Henderson has also found the right balance between the demands on her time and the need to be ready to play her best golf.

"Just being able to say no and understanding that I need that practice and rest time," she said.

American Angel Yin, who was runner-up at the CP Women's Open last year, saw and heard how much pressure Henderson was experiencing trying to win at home.

"It's great for golf in Canada, women's golf, and it's great for her, too," Yin told reporters afterwards. "I mean, people shouting her name left to right since the first hole, like since nine in the morning. I bet you she feels pressure.

"But she's used to it and she handles it pretty well, and she finished the job."

One of the things I've noticed about Henderson's game is her improved wedge play. She looks like she's more capable of mixing in a little more finesse from 100 yards, varying speeds and spin.

She said he's been working at it for the past two years with her father and coach, Dave, and her sister and caddie, Brittany.

"I feel like I have much better timing and rhythm with it and I'm much more confident. When I step up to a shot under 100 yards, you know, I'm not freaking out anymore," she said. "I'm like, 'I can make birdie' or if I made a mistake off the tee I can make par now. I think that's really important and it's really improved my game a lot."

Henderson's stardom has certainly placed her among Canada's top athletes. She's also begun to have a few high profile fans.

She got texts and messages of congratulations after her record ninth win a couple of weeks ago, including the Prime Minister and the man some might consider our unofficial Prime Minister.

"It's so crazy. Sometimes I wonder why they are reaching out to me. They are such amazing athletes and such amazing people. It's just funny to think that they would want to text me and congratulate me. Right after I won in Hawaii I was playing in L.A. and Wayne Gretzky came over and shook my hand said congratulations and you're fun to watch. I was like what Are you serious? It's just really fun to be in this position where I have so many people and friendships from around the world."

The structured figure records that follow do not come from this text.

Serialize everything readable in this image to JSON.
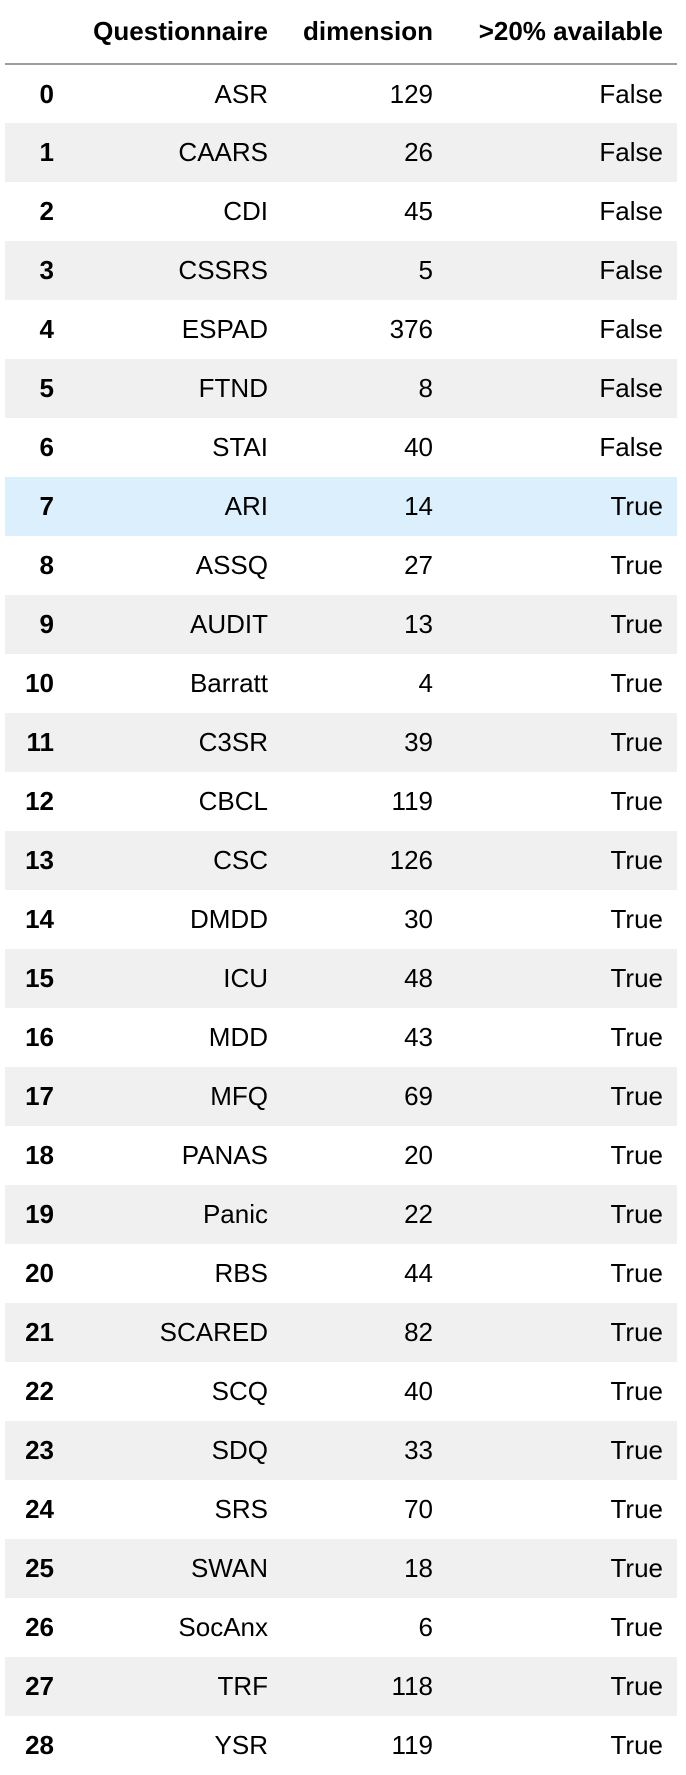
{
  "table": {
    "columns": [
      "",
      "Questionnaire",
      "dimension",
      ">20% available"
    ],
    "rows": [
      {
        "index": "0",
        "questionnaire": "ASR",
        "dimension": "129",
        "available": "False"
      },
      {
        "index": "1",
        "questionnaire": "CAARS",
        "dimension": "26",
        "available": "False"
      },
      {
        "index": "2",
        "questionnaire": "CDI",
        "dimension": "45",
        "available": "False"
      },
      {
        "index": "3",
        "questionnaire": "CSSRS",
        "dimension": "5",
        "available": "False"
      },
      {
        "index": "4",
        "questionnaire": "ESPAD",
        "dimension": "376",
        "available": "False"
      },
      {
        "index": "5",
        "questionnaire": "FTND",
        "dimension": "8",
        "available": "False"
      },
      {
        "index": "6",
        "questionnaire": "STAI",
        "dimension": "40",
        "available": "False"
      },
      {
        "index": "7",
        "questionnaire": "ARI",
        "dimension": "14",
        "available": "True"
      },
      {
        "index": "8",
        "questionnaire": "ASSQ",
        "dimension": "27",
        "available": "True"
      },
      {
        "index": "9",
        "questionnaire": "AUDIT",
        "dimension": "13",
        "available": "True"
      },
      {
        "index": "10",
        "questionnaire": "Barratt",
        "dimension": "4",
        "available": "True"
      },
      {
        "index": "11",
        "questionnaire": "C3SR",
        "dimension": "39",
        "available": "True"
      },
      {
        "index": "12",
        "questionnaire": "CBCL",
        "dimension": "119",
        "available": "True"
      },
      {
        "index": "13",
        "questionnaire": "CSC",
        "dimension": "126",
        "available": "True"
      },
      {
        "index": "14",
        "questionnaire": "DMDD",
        "dimension": "30",
        "available": "True"
      },
      {
        "index": "15",
        "questionnaire": "ICU",
        "dimension": "48",
        "available": "True"
      },
      {
        "index": "16",
        "questionnaire": "MDD",
        "dimension": "43",
        "available": "True"
      },
      {
        "index": "17",
        "questionnaire": "MFQ",
        "dimension": "69",
        "available": "True"
      },
      {
        "index": "18",
        "questionnaire": "PANAS",
        "dimension": "20",
        "available": "True"
      },
      {
        "index": "19",
        "questionnaire": "Panic",
        "dimension": "22",
        "available": "True"
      },
      {
        "index": "20",
        "questionnaire": "RBS",
        "dimension": "44",
        "available": "True"
      },
      {
        "index": "21",
        "questionnaire": "SCARED",
        "dimension": "82",
        "available": "True"
      },
      {
        "index": "22",
        "questionnaire": "SCQ",
        "dimension": "40",
        "available": "True"
      },
      {
        "index": "23",
        "questionnaire": "SDQ",
        "dimension": "33",
        "available": "True"
      },
      {
        "index": "24",
        "questionnaire": "SRS",
        "dimension": "70",
        "available": "True"
      },
      {
        "index": "25",
        "questionnaire": "SWAN",
        "dimension": "18",
        "available": "True"
      },
      {
        "index": "26",
        "questionnaire": "SocAnx",
        "dimension": "6",
        "available": "True"
      },
      {
        "index": "27",
        "questionnaire": "TRF",
        "dimension": "118",
        "available": "True"
      },
      {
        "index": "28",
        "questionnaire": "YSR",
        "dimension": "119",
        "available": "True"
      }
    ],
    "hovered_row": 7
  },
  "colors": {
    "background": "#ffffff",
    "stripe": "#f0f0f0",
    "hover": "#dbf0fc",
    "header_rule": "#9e9e9e",
    "text": "#000000"
  }
}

Henderson attended the media day at Magna during a rare week off during the LPGA season. She's skipping the Thornberry Creek LPGA Classic in Wisconsin this week (she's finish T28 and T23 in that event the past two years).

Near as I can figure, Henderson has played 104 of 116 potential starts since she became a full-time member of the LPGA Tour for 2016 season. She missed two tournaments earlier this season because of illness.